Клоунство Стравинского вышло из балагана, из его «Петрушки». Кажется, он сам это признает.
Пробует читать из «Балаганчика», но забывает
«И ты узнаешь, что я безлик… тра-та-та… твой черный двойник!»
[114]
Помните фотографию Стравинского в черных очках? Или как Чаплин в Голливуде его раскачивает на цирковом колесе? А с Хиндемитом? Хиндемит в «тройке», все «comme il faut», Стравинский — в галстуке и бриджах! Как клоун. Ему это идет!
Только он мог столько намешать в «Персефоне» [115]— мимы, чтица, детский хор… но полное ощущение, что ты в Аиде.
Это же самая большая мечта: какую-то часть года проводить на земле, проглотить зернышко граната и провалиться в царство мертвых. На каникулы… Я видел одну современную постановку, где опускались на лифте в окружении шахтеров.
Адонис там проводил треть года. Я бы с тетей Мери сочинял сказки. И с удовольствием работал бы посыльным. Генрих Густавович делал бы через меня наставления ученикам…
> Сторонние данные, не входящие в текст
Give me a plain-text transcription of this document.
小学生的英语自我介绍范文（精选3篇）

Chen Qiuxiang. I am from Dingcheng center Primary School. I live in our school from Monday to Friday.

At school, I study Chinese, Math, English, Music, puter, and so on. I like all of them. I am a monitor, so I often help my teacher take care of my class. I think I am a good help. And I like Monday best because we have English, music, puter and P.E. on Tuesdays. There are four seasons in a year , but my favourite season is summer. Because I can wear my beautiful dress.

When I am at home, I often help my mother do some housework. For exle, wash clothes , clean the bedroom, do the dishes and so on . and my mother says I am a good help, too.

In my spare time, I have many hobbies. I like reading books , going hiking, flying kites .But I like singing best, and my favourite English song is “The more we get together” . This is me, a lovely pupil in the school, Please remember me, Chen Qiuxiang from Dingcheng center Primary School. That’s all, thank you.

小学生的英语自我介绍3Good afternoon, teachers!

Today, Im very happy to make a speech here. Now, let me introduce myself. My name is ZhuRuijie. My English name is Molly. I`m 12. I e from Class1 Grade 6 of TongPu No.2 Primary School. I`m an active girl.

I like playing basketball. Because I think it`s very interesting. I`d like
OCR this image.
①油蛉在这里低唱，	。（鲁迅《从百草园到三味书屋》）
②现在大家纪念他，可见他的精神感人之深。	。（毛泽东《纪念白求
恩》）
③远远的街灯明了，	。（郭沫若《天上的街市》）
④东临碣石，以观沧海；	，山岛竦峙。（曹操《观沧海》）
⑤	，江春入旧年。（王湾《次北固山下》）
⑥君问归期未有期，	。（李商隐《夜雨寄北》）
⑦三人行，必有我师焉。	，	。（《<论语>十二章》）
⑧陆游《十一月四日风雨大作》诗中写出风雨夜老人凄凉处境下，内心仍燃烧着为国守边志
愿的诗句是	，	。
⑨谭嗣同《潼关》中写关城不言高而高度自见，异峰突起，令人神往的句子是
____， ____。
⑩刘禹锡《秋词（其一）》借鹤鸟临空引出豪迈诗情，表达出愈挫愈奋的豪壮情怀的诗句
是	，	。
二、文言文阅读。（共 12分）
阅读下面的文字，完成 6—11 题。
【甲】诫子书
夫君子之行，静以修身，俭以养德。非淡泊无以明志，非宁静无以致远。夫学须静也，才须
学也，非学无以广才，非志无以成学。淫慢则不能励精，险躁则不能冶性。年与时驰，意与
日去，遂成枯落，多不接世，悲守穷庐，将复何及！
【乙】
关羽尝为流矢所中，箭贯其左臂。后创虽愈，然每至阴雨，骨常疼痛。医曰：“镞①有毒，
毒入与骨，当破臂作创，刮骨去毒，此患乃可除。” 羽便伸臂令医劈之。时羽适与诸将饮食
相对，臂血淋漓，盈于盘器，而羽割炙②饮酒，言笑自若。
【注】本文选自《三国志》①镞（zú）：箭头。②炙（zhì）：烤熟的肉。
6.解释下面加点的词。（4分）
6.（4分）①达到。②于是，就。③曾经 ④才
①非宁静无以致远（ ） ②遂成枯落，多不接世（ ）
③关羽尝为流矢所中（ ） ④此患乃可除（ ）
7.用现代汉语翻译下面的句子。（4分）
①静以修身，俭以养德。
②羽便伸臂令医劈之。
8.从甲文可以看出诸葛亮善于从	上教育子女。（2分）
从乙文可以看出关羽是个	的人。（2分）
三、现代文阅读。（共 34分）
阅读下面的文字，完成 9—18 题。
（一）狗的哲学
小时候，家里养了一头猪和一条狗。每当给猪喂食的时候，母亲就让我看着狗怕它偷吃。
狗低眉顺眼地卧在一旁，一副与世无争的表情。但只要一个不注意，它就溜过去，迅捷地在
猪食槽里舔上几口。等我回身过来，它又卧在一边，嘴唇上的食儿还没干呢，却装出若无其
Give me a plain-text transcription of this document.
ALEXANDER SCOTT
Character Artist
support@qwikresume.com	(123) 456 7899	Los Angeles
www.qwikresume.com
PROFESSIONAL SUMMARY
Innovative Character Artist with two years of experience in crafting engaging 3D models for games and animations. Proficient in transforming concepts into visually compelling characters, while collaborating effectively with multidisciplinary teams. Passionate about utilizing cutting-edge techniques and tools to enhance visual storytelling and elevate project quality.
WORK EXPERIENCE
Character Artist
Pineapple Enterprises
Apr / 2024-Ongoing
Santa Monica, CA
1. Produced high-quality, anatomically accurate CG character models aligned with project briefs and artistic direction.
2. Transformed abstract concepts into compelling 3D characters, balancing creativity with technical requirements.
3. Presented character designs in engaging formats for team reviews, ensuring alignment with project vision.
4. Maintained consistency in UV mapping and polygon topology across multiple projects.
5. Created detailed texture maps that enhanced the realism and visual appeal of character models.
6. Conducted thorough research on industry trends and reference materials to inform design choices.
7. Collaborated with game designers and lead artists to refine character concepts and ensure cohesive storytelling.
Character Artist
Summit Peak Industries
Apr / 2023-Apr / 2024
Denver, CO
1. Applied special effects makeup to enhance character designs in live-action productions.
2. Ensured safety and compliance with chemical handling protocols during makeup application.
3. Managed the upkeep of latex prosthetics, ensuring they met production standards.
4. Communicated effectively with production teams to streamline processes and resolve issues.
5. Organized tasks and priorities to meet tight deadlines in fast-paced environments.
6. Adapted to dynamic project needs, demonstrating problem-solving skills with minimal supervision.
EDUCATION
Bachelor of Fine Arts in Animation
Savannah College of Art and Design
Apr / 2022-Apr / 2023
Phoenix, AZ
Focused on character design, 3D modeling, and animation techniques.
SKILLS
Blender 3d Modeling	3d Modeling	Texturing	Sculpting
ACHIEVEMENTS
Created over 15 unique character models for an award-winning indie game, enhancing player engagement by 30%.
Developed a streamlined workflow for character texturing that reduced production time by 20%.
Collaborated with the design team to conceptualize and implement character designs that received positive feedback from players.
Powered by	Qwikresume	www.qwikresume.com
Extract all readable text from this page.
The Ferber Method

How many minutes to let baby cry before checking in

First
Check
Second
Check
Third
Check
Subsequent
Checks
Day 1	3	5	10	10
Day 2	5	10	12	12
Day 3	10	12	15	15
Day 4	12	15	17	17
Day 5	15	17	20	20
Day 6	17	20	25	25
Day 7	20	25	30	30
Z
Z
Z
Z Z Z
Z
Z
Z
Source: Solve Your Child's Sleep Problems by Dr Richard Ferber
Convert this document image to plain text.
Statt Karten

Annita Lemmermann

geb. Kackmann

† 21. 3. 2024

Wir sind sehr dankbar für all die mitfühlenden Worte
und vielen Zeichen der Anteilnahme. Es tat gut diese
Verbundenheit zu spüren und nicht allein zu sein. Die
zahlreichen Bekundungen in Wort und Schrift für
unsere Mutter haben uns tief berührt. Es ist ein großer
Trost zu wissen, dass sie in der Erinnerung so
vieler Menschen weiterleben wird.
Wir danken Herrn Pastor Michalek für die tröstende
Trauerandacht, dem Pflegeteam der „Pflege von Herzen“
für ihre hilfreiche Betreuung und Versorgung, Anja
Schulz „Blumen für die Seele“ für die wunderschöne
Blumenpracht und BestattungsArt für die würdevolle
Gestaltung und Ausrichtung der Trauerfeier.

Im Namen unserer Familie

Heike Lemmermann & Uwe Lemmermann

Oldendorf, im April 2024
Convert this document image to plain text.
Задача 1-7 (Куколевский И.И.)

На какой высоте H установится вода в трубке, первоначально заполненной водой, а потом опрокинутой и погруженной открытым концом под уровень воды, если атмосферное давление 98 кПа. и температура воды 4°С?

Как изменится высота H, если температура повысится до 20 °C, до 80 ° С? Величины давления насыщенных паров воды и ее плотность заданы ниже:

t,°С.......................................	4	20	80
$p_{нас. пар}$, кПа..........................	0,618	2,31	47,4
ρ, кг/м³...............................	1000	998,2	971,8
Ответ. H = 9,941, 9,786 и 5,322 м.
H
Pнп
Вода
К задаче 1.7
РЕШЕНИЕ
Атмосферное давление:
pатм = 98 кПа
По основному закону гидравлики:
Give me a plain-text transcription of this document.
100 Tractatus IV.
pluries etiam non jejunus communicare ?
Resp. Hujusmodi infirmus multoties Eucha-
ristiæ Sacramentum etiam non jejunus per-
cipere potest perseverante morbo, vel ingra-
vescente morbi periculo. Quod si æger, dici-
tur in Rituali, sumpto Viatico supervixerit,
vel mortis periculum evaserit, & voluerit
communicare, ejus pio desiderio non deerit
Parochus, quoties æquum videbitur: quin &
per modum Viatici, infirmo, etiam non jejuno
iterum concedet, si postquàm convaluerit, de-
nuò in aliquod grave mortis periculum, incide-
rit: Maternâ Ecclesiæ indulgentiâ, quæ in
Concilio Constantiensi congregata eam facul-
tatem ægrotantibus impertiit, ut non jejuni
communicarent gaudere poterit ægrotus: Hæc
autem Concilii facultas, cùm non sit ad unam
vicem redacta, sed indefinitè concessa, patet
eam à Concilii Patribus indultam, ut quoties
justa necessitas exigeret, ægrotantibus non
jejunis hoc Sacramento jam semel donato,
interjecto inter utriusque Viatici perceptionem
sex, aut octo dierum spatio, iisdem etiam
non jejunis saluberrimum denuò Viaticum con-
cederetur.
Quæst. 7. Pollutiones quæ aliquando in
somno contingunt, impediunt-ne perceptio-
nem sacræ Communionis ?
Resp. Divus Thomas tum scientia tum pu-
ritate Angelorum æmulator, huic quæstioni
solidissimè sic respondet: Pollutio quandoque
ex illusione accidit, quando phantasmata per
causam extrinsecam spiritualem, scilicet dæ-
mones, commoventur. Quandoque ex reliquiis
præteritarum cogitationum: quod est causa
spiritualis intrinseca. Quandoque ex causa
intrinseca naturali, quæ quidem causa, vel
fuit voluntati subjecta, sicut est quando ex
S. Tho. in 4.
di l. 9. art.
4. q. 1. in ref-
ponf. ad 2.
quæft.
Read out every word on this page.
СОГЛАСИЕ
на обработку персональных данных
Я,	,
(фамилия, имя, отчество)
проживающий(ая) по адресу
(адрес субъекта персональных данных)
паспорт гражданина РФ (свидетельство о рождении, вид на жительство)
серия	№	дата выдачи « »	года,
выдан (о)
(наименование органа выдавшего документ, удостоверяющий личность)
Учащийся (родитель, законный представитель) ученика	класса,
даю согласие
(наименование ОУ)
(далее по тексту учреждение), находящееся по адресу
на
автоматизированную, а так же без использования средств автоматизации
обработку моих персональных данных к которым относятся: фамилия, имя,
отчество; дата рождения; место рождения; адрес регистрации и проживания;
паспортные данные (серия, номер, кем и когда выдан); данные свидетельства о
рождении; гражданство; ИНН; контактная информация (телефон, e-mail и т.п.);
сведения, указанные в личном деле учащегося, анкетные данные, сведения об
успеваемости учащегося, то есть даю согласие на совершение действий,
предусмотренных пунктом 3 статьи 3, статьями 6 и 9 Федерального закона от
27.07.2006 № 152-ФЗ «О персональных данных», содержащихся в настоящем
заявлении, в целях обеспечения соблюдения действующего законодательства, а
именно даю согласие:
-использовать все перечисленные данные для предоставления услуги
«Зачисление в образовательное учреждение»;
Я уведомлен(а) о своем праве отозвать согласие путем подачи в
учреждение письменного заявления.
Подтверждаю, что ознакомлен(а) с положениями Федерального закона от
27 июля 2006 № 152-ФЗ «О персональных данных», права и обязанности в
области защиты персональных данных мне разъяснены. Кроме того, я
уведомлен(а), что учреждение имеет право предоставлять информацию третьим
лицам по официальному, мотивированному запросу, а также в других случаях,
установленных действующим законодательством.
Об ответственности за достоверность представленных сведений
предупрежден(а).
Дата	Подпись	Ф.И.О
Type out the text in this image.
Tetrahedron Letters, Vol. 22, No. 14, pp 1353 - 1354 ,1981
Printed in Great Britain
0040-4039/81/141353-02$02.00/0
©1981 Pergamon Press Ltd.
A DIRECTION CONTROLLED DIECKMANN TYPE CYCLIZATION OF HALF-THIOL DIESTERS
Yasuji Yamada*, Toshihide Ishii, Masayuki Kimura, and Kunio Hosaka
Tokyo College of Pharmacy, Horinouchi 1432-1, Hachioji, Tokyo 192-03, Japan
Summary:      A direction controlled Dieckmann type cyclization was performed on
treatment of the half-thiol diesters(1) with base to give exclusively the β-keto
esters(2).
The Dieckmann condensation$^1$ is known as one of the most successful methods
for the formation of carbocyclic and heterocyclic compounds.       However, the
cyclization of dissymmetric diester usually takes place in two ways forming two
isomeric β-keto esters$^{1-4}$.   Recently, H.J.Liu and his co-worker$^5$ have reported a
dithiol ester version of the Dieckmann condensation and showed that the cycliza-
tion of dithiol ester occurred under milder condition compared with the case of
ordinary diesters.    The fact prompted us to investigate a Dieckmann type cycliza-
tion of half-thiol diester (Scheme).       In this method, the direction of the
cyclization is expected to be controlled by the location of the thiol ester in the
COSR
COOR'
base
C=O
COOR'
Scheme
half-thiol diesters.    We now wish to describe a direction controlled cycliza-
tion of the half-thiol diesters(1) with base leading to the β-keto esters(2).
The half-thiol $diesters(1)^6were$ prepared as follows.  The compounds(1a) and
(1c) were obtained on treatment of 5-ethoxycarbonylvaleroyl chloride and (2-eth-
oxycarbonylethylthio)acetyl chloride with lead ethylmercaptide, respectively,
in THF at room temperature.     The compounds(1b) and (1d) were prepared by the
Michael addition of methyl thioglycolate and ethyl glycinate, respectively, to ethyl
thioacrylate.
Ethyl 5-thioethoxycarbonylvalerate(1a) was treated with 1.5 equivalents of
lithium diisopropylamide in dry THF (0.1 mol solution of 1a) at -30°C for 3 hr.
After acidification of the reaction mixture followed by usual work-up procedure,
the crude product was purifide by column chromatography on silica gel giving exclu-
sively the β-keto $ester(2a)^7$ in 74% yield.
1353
Наверное, идеальная оперная форма — в «Эдипе» [116]. Котурны, обезличенный хор, капюшоны… Когда Стравинский сочинял арию Эдипа, он уже видел китайскую маску
Самая впечатляющая маска — Черта! Опасная! Смотрите, и в «Истории солдата», и в «Потопе», и в «Rakes Progress» [117]. Там по-настоящему испытываешь дрожь. Сцена на кладбище — продолжение пушкинской «Пиковой дамы» [118]. Последний аккорд перед эпилогом — как последняя песчинка на песочных часах. Это действует на меня также сильно, как «Взгляд Тристана» или скрябинское «en délire» (в исступлении) [119].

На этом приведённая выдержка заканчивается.